Every couple of meters or so is a photo opportunity as you will get gorgeous views of Sydney Harbour, the new Barangaroo Reserve, Darling Harbour, and Glebe Foreshore, to name a few.

Along the way, there are event villages where you can enjoy refreshments, entertainments, and facilities.

Participants can walk all or part of the course, which is a clockwise loop, meaning you can start and finish wherever you like.

South Island, New Zealand: Routeburn Track

New Zealand’s Routeburn Track in South Island’s Fiordland National Park is said to be the “ultimate alpine adventure, weaving through meadows, reflective tarns, and alpine gardens.”

A world-renowned 32-kilometer hiking track, which overlaps two national parks, starts on the Queenstown side of the Southern Alps and finishes on the Te Anau side, at the Divide.

Hiking in the Southern Alps on the Routeburn Track in South Island, New Zealand.
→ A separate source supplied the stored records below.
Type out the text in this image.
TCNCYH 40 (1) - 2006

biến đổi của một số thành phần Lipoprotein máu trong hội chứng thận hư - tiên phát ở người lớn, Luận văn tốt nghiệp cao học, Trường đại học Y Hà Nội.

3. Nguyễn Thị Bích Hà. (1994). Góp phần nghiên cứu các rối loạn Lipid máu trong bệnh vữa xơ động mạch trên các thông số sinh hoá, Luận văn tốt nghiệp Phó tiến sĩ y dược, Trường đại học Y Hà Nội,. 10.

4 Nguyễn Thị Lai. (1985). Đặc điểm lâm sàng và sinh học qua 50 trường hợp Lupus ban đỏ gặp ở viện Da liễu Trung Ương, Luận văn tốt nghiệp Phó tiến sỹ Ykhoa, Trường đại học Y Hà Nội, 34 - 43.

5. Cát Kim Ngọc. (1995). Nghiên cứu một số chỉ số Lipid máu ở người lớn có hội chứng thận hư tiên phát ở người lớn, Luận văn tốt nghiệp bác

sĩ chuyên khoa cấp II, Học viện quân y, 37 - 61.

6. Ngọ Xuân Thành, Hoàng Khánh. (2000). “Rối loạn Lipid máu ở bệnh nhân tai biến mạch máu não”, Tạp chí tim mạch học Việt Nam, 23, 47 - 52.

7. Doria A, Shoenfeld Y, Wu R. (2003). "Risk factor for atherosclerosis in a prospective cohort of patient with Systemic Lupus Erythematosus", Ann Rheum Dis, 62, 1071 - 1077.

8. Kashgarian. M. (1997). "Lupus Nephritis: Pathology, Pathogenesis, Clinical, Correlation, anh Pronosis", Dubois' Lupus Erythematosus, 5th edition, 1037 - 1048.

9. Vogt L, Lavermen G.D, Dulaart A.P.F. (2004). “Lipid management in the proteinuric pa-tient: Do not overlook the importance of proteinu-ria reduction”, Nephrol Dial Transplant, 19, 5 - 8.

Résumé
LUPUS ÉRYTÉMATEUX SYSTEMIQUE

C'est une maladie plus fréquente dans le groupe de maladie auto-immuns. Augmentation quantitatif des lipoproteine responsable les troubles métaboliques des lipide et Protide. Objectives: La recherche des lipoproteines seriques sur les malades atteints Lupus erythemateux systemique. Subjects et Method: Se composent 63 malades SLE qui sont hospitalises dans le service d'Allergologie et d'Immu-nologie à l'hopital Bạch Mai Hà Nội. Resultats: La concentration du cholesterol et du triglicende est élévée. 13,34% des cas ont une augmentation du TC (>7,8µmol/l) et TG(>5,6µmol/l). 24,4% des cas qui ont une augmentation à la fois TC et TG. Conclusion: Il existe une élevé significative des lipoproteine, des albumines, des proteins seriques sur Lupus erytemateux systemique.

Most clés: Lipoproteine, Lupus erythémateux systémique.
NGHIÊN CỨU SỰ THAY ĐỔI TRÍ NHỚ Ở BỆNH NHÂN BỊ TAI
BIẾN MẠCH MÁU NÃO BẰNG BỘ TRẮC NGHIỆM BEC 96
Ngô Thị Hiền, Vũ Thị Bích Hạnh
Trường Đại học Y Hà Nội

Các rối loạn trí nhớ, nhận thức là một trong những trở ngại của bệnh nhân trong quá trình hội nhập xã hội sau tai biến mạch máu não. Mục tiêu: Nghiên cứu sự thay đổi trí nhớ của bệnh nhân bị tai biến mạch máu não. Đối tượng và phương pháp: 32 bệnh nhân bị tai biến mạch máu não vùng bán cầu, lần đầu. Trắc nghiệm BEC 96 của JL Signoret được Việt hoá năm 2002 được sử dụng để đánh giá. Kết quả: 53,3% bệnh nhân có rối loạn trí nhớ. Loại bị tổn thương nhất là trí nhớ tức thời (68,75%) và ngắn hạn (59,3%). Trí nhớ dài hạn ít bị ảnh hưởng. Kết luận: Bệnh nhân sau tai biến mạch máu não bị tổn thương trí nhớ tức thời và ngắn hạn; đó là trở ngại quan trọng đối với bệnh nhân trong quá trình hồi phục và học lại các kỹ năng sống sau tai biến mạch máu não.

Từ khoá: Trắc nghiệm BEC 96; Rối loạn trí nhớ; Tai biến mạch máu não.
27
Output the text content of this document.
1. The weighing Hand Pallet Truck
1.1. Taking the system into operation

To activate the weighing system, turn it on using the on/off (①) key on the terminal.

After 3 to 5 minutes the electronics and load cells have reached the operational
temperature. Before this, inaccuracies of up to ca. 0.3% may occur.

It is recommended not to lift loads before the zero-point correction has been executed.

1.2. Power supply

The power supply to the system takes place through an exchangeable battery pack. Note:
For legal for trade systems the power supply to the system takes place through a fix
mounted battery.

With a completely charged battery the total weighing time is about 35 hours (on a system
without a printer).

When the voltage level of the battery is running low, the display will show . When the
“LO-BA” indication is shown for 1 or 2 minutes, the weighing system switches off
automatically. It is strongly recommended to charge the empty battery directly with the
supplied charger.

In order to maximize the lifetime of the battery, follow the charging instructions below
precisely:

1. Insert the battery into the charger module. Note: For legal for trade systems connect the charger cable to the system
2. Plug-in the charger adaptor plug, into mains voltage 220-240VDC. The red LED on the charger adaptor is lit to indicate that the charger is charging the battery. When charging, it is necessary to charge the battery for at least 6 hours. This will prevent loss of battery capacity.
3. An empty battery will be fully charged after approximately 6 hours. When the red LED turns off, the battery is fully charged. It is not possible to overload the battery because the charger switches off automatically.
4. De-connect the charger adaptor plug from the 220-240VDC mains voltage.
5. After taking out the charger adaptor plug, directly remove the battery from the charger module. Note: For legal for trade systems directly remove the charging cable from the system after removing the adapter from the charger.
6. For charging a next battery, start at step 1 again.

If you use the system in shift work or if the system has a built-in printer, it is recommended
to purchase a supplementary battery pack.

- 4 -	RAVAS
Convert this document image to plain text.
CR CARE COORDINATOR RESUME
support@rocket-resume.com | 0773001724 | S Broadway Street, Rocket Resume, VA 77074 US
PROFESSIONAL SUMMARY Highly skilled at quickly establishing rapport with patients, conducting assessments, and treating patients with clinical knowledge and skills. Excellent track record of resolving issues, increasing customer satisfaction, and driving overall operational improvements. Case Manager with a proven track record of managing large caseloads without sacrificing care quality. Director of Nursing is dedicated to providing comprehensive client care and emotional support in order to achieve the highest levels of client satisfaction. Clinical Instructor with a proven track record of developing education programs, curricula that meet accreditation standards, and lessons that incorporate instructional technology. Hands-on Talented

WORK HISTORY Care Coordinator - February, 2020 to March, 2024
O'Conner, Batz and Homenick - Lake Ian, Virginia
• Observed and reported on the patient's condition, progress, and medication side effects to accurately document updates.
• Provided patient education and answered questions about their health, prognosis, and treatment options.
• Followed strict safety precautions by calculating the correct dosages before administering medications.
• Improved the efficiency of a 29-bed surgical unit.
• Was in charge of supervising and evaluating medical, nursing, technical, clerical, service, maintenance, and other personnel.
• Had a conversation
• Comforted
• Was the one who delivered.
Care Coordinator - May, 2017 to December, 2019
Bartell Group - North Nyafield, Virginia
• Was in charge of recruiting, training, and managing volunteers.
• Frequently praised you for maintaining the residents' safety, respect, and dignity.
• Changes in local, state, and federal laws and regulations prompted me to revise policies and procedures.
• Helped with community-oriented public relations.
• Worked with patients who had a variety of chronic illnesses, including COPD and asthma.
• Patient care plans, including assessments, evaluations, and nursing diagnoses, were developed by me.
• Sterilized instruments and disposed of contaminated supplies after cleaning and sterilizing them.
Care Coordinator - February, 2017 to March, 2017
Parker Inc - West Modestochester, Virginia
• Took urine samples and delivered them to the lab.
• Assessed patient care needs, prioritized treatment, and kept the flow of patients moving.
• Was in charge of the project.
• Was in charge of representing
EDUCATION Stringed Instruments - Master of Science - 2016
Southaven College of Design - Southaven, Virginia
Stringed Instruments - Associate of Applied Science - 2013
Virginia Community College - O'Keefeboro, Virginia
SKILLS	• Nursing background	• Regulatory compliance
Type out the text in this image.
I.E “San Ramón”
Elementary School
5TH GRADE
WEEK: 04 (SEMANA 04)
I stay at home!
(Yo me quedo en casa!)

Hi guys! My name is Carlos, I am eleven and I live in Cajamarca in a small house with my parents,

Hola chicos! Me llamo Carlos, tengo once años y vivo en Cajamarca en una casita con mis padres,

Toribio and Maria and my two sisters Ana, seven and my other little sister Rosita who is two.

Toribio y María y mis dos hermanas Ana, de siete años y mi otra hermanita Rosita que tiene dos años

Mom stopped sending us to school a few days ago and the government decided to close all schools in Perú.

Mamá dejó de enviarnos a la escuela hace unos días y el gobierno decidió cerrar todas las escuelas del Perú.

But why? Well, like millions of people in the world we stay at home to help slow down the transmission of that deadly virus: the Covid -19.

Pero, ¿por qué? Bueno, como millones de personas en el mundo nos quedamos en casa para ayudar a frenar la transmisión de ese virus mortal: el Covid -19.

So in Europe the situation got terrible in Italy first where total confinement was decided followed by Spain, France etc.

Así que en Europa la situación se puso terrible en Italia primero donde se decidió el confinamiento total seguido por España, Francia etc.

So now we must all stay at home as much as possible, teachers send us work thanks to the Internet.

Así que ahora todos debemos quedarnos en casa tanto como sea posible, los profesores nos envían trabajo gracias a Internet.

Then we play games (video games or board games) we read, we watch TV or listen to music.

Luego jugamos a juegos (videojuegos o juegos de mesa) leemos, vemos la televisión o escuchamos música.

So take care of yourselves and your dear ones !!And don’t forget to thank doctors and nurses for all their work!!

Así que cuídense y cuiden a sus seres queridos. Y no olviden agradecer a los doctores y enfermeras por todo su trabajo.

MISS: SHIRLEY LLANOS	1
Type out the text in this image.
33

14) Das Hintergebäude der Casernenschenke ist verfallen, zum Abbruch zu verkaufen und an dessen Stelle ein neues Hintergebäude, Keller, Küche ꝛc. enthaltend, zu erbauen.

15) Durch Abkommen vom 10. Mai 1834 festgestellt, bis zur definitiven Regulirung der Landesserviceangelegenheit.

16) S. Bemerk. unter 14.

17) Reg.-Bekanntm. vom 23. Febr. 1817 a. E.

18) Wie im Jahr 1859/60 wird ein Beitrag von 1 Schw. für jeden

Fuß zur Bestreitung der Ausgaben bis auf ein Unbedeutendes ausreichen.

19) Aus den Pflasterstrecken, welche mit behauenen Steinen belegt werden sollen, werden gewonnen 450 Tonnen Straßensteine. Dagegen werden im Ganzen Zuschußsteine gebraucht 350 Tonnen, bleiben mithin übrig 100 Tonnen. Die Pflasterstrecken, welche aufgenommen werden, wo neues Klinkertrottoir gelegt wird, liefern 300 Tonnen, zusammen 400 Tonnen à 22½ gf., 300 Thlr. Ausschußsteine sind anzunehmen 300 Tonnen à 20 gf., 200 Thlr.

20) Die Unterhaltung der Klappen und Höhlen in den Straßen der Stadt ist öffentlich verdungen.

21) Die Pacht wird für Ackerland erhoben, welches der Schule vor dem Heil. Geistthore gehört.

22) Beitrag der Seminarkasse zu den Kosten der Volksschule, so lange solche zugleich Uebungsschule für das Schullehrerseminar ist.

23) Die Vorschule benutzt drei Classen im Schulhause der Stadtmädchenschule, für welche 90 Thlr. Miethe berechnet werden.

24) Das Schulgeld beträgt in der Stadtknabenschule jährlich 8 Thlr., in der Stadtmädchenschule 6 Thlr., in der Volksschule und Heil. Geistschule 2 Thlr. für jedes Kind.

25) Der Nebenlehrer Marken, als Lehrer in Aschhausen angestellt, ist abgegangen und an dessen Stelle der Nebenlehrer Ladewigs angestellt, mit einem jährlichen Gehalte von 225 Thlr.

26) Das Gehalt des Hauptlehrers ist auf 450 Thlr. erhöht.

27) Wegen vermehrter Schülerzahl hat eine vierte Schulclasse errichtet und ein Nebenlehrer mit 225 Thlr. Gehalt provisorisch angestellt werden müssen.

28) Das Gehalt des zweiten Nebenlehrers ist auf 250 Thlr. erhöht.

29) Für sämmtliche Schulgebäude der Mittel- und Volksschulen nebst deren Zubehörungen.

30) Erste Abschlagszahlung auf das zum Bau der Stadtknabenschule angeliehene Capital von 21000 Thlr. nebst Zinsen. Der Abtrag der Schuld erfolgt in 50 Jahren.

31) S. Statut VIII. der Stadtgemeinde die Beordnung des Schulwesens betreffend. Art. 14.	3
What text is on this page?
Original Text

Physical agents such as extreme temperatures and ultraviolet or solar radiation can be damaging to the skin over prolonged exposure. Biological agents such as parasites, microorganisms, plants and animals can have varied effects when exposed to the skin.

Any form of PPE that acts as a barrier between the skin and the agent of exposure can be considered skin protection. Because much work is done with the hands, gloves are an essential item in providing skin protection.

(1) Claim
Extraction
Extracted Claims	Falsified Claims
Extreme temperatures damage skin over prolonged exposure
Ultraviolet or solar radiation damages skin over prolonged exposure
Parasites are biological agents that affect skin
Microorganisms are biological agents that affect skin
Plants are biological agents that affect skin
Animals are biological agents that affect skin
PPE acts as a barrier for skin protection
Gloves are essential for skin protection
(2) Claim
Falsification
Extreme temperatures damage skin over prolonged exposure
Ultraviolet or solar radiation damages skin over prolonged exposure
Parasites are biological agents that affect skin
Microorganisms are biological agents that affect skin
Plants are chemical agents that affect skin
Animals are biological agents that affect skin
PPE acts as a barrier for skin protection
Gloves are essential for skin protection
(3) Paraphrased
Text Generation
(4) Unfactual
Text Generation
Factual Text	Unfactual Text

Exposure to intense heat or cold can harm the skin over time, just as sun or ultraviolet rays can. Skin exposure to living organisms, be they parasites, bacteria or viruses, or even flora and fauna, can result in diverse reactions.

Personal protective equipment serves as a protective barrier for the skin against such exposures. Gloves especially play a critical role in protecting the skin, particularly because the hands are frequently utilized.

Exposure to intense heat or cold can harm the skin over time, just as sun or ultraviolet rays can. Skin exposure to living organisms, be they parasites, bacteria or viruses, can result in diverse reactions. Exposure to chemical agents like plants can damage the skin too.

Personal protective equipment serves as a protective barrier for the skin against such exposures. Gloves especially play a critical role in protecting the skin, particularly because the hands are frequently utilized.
Source: Shutterstock.

Along the track, you will be rewarded with sprawling views of spectacular vistas over vast mountain ranges and valleys.

There are four huts along the track – Routeburn Flats Hut, Routeburn Falls Hut, Lake Mackenzie Hut, and Lake Howden Hut – so comfortable overnight trips are possible.

Much of the Routeburn Track is accessible to independent hikers, but there are also guided tours available.

So many peaks, so little time?

Which one will you challenge yourself to first?